Князь умолк, и Альбани, угадавший, о чем он думает, не знал, как отвлечь друга от этой деликатной темы. Разумеется, нелегко было найти приличествующее оправдание столь прискорбному факту.
— Когда человек плывет в жизни по течению, — снова заговорил Кароль после недолгого молчания, — это объясняется тем, что в ранней юности ему не привили должных понятий о нравственности. Да и какие понятия могла она почерпнуть у отца, который лишен даже чувства чести и, спокойно взирая на беспорядочную жизнь дочери, только прикидывал, сколько денег она зарабатывает и тратит?

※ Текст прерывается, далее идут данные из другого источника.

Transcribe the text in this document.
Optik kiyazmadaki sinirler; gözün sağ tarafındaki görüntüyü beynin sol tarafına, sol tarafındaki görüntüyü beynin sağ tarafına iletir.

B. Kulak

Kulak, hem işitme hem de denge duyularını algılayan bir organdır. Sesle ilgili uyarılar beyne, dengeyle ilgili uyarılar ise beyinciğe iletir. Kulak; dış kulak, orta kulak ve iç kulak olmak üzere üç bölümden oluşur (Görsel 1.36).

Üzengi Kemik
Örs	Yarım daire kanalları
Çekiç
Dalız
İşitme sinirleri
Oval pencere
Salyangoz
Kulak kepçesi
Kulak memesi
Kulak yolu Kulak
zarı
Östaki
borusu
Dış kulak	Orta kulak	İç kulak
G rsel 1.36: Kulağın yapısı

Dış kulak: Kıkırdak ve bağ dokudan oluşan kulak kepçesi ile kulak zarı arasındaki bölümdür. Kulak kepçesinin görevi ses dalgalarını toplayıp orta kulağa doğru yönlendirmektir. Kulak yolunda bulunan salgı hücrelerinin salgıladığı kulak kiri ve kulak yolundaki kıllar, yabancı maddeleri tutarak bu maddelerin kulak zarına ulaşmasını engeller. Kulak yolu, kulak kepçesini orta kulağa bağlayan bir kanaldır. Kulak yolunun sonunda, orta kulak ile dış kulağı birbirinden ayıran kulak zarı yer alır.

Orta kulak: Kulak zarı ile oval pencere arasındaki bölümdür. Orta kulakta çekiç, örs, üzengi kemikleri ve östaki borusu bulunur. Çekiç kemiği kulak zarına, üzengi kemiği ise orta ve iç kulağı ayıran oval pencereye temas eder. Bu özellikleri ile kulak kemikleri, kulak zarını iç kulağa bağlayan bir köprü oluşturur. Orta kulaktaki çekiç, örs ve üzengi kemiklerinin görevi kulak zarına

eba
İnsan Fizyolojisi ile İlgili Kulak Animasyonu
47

— Таковы люди, когда видишь их вблизи, такова жизнь без прикрас! — философски заметил Сальватор. — Когда милая Флориани рассказывала мне о своем первом заблуждении, она во всем винила лишь себя и даже не вспоминала о недостатках отца, хотя они, вероятно, были невыносимы и могли послужить ей оправданием. Говоря о нем, она сожалела, что старик так неумолим в своем гневе, и одновременно хвалила его за это. Она приписывала такую непреклонность его почти античным добродетелям и достойным уважения предрассудкам. Помнится, она говорила, что, освободившись наконец от пут суетной жизни и от цепей любви, она возвратится в родительский дом, бросится к ногам старика-отца и очистится, живя рядом с ним. Бедная грешница! Она нашла себе спасителя, вовсе недостойного столь возвышенного раскаяния, и разочарование, которое она испытала, должно быть, одно из самых горьких разочарований в ее жизни. Люди с благородным сердцем все приукрашивают. Их удел постоянно ошибаться.